Орденсбургеи — «Рыцарские Замки», закрытые учебные заведения полувоенного типа, целью которых была подготовка нацистской элиты. (Прим. пер.).

130

Интересное описание Гиммлера в роли главнокомандующего дал хорошо известный немецкий журналист Юрген Торвальд в двух своих книгах, одна о кампании на Висле — Начало на Висле, и другая о кампании на Эльбе — Конец на Эльбе.

Гитлер, прекрасно осведомленный об угрозе Берлину, все-таки планировал основное наступление на юге [131] , тогда как Гудериан был убежден, что необходимо немедленно атаковать передовые силы русских на востоке от столицы всеми силами, которые только удастся собрать. Он также был уверен, что Гиммлер не сможет руководить этой акцией, которую следует провести быстро и профессионально, пока русские не успели собрать силы для дальнейшего продвижения.

Гудериан собирался отстаивать свой план на штабной конференции, созванной Гитлером в Берлинской канцелярии 13 февраля. Ради присутствия на конференции Гиммлер покинул свою клинику и, как и ожидал Гудериан, выступил против наступления на основании того, что в нужный срок не удастся собрать ни оружия, ни топлива. Гудериан записал беседу, состоявшуюся в присутствии Гиммлера:

131

Нефтеперерабатывающая промышленность Германии сильно пострадала от бомбардировок союзников. Гитлер считал, что должен любой ценой сохранить нефтяные скважины Австрии и Венгрии, которые все еще оставались в его руках.

Гудериан: Мы не можем ждать до последней канистры бензина и последнего снаряда. К этому времени русские станут слишком сильны.

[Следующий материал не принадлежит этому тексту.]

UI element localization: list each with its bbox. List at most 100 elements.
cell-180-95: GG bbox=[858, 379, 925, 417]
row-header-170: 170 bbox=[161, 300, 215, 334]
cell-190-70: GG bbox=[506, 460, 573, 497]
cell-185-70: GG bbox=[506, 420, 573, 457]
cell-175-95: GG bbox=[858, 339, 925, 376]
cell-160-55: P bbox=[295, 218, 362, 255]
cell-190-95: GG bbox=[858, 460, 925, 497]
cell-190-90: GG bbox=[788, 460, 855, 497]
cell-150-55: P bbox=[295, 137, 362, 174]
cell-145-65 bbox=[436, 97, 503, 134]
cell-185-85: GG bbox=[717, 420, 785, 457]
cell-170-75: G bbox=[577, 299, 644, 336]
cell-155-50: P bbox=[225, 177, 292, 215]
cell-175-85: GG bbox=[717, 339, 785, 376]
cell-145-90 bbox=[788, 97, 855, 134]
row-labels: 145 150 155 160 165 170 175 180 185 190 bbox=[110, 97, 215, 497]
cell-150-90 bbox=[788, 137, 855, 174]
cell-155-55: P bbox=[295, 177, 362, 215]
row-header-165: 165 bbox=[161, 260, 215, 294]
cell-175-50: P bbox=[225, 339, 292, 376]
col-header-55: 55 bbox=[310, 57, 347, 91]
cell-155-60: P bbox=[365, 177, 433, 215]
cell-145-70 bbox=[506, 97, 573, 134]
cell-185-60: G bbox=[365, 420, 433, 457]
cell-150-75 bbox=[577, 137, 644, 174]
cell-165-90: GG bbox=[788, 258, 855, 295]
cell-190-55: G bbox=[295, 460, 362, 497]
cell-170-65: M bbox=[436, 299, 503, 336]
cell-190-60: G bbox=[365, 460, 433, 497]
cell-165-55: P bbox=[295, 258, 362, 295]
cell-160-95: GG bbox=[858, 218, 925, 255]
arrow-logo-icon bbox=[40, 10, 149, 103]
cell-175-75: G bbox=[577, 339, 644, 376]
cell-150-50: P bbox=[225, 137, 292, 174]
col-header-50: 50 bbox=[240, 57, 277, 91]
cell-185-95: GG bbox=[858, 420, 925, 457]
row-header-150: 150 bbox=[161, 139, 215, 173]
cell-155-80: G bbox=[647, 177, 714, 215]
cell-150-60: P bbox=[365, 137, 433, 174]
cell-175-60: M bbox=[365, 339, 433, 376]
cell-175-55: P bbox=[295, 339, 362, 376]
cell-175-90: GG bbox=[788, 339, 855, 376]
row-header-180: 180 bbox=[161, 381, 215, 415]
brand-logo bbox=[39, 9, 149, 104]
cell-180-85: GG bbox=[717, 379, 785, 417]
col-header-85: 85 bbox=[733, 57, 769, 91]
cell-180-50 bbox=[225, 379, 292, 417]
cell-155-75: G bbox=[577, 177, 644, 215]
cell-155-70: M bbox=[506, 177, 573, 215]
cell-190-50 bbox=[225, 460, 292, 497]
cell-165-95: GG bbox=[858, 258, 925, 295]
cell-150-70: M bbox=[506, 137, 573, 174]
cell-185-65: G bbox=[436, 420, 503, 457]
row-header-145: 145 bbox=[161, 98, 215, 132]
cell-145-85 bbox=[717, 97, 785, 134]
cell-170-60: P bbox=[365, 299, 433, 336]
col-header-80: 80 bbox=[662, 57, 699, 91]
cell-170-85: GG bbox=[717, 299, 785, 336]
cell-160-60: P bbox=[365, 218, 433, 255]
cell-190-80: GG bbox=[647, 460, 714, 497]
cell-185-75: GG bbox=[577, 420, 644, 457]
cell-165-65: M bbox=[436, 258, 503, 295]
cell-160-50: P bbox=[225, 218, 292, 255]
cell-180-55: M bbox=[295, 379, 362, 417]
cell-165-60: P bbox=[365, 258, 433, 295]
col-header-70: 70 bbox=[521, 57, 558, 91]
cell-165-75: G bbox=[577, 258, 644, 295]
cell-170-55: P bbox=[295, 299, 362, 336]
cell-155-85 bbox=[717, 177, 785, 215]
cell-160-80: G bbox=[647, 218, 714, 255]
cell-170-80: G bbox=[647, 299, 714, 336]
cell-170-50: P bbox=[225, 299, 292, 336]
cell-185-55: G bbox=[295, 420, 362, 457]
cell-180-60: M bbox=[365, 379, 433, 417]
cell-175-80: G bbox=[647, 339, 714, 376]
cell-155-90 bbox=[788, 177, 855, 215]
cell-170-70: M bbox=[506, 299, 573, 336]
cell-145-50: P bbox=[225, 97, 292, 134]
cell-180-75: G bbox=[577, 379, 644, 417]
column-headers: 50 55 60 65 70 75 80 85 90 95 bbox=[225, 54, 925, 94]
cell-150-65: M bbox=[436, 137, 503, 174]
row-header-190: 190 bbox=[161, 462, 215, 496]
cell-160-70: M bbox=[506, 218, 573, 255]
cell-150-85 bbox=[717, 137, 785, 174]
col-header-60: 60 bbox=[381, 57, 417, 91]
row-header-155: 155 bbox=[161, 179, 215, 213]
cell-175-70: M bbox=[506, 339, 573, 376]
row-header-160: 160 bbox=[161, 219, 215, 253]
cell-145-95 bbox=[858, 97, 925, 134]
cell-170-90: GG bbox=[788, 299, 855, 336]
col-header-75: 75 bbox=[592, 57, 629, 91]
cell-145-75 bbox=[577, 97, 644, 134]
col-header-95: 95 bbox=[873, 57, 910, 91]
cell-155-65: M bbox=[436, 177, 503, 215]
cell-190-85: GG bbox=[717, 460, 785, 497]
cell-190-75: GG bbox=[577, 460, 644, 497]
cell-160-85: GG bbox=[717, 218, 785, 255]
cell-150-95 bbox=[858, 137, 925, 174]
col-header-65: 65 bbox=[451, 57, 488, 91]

Гитлер: Я не позволю обвинять себя в желании ждать.

Гудериан: Я ни в чем вас не обвиняю. Я просто хочу сказать, что нет смысла ждать, пока будут выпущены последние снаряды, и, тем самым, упустить удобный момент для атаки.

Гитлер: Я же только что сказал, что не позволю обвинять себя в желании ждать.

Гудериан: Генерала Венка следует присоединить к штабу Рейхсфюрера, ибо в противном случае может не остаться шансов на успешную атаку.

Гитлер: Лидер нации достаточно опытен, чтобы возглавить атаку самому [132] .

132

См. книгу Гудериана Повелитель танков, стр. 413.

По свидетельству Гудериана, диспут продолжался два часа. В конце концов, Гитлер пришел в ярость:

«Кулаки его поднялись, щеки вспыхнули, все тело затряслось, он стоял передо мной вне себя от ярости и уже потерял над собой контроль. После каждой вспышки Гитлер стремительно проходил туда и сюда по краю ковра, затем внезапно останавливался прямо передо мной и бросал мне в лицо очередное обвинение. Он почти что кричал, глаза его, казалось, готовы были выскочить из орбит, а на висках надулись вены. Я понял, что должен сохранять хладнокровие и просто повторять свои требования снова и снова. Что я и делал с холодной настойчивостью».